Зато Найту удалось выпросить несколько книжек, которые он прочитал за пару дней.

Когда он вернулся в спальню пятого блока, Бофи вёл себя так, как будто ничего не произошло. Однако на общей тренировке он догнал Найта и проговорил, ухитряясь не сбить дыхание:

– Почему ты меня не сдал?

– А надо было? – ответил Найт довольно спокойно.

– Чёрт, я тебя чуть не убил, вообще-то…

– Не ты, а цитрусовые и моя аллергия.

– Я думал, ты шутишь. Больше не повторится.

– Бофи, всё в порядке. Я не держу зла.

– Слушай, но почему ты не отказал тогда чуть решительнее? – спросил Бофи после паузы, когда они пошли на очередной круг. – Ты же мог умереть.

– А я хотел посмотреть… – Найт вдруг повернулся к нему и улыбнулся, глядя Бофи прямо в глаза, – действительно ли «твоей девочке» ничто не угрожает.

С этими словами он продолжил бег лёгкой рысцой.

С Бофи поравнялся Грайд и, криво усмехнувшись, кивнул вслед альбиносу:

– Когда ты его уже трахнешь, а?

– Иди ты! – огрызнулся Бофи и ускорился.

Но в душе его сладко теплело при воспоминании о словах Найта и его взгляде.

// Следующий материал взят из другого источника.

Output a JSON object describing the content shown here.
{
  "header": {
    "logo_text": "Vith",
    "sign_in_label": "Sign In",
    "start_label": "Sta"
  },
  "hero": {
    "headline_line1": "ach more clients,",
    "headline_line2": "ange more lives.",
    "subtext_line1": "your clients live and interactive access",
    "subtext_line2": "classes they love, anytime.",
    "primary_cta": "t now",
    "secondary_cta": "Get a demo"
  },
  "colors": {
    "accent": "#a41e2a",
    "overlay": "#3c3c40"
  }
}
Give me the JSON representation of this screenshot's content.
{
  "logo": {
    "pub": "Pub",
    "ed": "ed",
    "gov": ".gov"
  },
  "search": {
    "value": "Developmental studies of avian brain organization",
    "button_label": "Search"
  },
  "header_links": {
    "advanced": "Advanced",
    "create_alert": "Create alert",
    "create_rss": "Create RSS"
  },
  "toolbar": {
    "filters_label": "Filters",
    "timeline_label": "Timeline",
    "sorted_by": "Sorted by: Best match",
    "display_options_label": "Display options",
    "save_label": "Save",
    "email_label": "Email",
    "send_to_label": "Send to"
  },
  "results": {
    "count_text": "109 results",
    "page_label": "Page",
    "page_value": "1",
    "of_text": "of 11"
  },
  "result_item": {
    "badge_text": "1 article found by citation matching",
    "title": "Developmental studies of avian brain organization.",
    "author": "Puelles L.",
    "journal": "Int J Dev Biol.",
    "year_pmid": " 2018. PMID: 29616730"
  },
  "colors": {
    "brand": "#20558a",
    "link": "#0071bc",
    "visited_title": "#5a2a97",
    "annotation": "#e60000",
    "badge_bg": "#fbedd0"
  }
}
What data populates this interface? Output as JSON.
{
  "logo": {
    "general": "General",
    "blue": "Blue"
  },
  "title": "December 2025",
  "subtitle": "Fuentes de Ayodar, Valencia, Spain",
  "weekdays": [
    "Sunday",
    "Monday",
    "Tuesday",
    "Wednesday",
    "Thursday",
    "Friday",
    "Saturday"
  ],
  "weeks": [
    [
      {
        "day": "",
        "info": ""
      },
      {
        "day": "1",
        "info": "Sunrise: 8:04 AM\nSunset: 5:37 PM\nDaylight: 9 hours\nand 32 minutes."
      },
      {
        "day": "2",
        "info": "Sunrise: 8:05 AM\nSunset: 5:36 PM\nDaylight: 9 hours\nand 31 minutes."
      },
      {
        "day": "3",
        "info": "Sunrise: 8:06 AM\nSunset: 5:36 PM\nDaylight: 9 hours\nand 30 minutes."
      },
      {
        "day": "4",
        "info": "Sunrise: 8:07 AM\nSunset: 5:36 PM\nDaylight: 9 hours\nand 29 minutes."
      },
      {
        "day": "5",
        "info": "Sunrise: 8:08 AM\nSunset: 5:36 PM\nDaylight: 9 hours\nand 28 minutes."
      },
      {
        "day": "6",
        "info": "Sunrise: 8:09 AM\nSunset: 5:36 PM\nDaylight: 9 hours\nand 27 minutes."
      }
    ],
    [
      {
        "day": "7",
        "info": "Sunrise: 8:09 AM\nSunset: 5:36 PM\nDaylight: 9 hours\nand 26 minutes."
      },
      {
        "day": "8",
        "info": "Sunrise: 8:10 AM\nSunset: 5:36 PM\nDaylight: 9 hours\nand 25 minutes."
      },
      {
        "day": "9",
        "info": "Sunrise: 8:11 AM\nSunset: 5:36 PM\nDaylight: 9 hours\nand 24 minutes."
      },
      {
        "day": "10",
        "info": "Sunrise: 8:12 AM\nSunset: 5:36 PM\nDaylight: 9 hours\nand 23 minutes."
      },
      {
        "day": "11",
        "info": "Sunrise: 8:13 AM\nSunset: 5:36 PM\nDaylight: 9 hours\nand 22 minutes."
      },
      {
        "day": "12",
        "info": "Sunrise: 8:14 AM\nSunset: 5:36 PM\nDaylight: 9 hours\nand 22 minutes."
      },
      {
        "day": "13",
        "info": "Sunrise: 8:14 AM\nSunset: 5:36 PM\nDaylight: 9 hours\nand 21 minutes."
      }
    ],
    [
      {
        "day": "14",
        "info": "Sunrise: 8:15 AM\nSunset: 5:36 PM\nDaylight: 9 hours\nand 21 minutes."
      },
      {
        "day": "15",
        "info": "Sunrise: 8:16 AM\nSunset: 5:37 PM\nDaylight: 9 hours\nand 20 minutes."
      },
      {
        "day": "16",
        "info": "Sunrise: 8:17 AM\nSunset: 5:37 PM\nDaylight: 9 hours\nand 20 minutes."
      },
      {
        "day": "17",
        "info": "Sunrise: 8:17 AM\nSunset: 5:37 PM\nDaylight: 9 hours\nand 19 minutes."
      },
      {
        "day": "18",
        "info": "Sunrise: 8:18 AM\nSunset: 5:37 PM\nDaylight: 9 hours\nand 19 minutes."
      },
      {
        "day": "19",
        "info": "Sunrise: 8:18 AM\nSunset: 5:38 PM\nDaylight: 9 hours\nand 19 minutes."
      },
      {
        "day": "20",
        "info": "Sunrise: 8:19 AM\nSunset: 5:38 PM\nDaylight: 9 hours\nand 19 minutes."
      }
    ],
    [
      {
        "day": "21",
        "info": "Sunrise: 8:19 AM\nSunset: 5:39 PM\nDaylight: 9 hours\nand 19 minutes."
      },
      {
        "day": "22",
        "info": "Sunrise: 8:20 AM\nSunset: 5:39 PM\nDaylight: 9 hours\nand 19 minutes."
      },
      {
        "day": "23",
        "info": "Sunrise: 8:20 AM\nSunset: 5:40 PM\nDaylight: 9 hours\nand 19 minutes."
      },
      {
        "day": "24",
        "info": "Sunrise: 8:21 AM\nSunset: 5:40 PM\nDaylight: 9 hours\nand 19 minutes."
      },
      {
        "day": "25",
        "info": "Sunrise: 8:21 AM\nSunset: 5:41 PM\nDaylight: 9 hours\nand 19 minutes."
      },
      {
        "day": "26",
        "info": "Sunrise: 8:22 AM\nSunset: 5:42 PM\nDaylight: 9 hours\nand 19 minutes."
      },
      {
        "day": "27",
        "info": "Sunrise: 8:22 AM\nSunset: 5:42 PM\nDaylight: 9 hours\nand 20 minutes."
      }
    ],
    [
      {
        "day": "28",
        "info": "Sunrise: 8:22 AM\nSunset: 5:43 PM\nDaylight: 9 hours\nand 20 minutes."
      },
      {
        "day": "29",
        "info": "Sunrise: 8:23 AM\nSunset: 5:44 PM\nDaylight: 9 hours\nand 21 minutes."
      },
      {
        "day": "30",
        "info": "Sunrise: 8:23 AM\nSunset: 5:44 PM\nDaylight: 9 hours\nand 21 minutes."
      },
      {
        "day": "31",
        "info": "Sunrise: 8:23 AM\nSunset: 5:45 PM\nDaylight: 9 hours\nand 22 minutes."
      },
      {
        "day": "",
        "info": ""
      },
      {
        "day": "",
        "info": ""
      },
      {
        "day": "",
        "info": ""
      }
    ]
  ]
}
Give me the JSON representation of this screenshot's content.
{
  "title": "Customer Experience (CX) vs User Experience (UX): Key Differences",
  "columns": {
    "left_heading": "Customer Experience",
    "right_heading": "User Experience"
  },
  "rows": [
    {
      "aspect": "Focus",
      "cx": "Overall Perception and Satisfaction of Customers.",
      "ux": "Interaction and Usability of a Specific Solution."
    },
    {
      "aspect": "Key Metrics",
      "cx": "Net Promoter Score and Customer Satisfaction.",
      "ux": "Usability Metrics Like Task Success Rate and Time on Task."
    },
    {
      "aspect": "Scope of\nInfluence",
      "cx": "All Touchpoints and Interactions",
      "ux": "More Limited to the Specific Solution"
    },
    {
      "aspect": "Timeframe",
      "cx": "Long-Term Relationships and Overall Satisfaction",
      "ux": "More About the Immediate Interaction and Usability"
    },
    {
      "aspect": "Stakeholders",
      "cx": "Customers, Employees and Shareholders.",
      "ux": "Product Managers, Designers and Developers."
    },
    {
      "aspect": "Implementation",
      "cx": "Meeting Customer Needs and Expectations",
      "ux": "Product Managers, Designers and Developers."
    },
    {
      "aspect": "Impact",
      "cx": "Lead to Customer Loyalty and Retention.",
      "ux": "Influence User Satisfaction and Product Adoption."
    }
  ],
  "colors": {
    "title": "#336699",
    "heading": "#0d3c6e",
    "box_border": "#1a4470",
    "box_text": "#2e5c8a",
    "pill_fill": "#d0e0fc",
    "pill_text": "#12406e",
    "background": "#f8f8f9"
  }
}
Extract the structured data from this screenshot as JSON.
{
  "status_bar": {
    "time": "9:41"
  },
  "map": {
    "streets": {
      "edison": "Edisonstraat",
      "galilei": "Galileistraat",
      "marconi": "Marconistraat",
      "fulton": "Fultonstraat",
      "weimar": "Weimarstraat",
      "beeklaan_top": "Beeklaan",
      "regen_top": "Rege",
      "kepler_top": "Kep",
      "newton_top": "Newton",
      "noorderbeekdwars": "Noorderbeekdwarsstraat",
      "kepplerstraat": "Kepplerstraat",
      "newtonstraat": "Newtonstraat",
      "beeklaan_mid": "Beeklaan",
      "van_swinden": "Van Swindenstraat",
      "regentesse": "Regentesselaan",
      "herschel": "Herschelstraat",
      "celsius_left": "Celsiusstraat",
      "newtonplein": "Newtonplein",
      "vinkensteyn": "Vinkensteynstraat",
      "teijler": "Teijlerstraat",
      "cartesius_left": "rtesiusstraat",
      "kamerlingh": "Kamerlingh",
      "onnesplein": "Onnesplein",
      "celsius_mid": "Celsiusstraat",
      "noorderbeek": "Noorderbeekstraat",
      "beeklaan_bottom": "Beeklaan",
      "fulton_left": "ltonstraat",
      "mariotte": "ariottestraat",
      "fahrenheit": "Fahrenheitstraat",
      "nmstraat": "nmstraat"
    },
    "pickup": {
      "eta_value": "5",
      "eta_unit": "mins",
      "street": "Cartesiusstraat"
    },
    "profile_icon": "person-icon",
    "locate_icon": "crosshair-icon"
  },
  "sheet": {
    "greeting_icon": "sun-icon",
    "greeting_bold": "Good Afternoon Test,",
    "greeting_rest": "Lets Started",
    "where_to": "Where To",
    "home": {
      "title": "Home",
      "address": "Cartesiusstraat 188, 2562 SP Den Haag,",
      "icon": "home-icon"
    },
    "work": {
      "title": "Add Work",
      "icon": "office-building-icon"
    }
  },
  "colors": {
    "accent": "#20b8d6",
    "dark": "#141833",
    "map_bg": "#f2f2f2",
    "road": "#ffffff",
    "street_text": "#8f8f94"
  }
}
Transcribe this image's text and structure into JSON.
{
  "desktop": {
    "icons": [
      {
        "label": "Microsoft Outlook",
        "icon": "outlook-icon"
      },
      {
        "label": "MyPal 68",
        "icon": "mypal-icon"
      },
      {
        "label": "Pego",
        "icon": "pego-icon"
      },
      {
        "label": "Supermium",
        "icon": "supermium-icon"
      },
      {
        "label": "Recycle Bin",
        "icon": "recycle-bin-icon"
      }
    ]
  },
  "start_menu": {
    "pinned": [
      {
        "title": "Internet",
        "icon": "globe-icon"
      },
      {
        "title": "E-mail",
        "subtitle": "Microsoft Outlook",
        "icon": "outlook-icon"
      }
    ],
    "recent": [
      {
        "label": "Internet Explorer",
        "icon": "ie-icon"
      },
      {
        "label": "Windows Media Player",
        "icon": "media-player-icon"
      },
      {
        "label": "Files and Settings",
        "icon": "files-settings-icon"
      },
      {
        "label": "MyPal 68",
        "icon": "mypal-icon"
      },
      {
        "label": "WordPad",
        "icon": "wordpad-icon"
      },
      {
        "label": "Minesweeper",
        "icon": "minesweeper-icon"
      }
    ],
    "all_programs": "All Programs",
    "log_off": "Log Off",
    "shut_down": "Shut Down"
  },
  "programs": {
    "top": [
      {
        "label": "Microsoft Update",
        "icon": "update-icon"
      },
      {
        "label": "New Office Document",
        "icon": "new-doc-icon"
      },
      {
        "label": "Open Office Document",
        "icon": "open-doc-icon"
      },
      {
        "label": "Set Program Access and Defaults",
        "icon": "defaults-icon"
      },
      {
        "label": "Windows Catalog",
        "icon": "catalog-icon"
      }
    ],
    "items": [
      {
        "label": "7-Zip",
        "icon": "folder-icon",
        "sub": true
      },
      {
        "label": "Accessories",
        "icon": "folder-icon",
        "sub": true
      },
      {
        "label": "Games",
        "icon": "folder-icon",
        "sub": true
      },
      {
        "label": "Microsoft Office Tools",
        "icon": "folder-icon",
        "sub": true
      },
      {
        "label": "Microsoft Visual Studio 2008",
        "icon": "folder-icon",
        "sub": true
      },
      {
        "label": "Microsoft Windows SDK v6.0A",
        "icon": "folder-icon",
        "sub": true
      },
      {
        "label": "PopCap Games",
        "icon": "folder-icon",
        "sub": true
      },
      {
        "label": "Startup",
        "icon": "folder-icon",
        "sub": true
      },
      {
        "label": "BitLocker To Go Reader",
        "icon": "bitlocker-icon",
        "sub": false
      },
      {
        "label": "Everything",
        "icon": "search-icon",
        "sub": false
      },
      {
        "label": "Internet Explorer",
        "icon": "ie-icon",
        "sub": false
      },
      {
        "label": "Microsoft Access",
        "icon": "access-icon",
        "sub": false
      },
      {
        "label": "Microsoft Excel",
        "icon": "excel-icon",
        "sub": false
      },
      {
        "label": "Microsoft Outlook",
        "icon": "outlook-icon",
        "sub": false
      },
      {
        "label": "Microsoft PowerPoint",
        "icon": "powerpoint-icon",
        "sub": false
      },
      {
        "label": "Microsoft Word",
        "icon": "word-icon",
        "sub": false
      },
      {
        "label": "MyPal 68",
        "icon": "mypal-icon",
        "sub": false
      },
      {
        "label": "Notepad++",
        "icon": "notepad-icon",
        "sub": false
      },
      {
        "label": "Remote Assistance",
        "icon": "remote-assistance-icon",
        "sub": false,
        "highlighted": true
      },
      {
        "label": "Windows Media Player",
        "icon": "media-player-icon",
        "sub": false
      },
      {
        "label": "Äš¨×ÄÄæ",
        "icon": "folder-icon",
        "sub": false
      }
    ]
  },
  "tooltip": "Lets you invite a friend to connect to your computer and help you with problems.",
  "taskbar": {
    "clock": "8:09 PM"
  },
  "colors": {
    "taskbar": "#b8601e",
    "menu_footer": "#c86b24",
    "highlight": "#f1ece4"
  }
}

Почти против воли внизу живота стало разливаться сладостное напряжение. Вот только эрекции на уроке физподготовки и не хватало! Бофи остановился, повернулся к стене, опершись на неё рукой, и сделал вид, что переводит дыхание.

Но с того момента фантазии о лунно-бледном теле, извивающемся под ним, не покидали его и вкрадчиво просачивались в «мокрые» сны.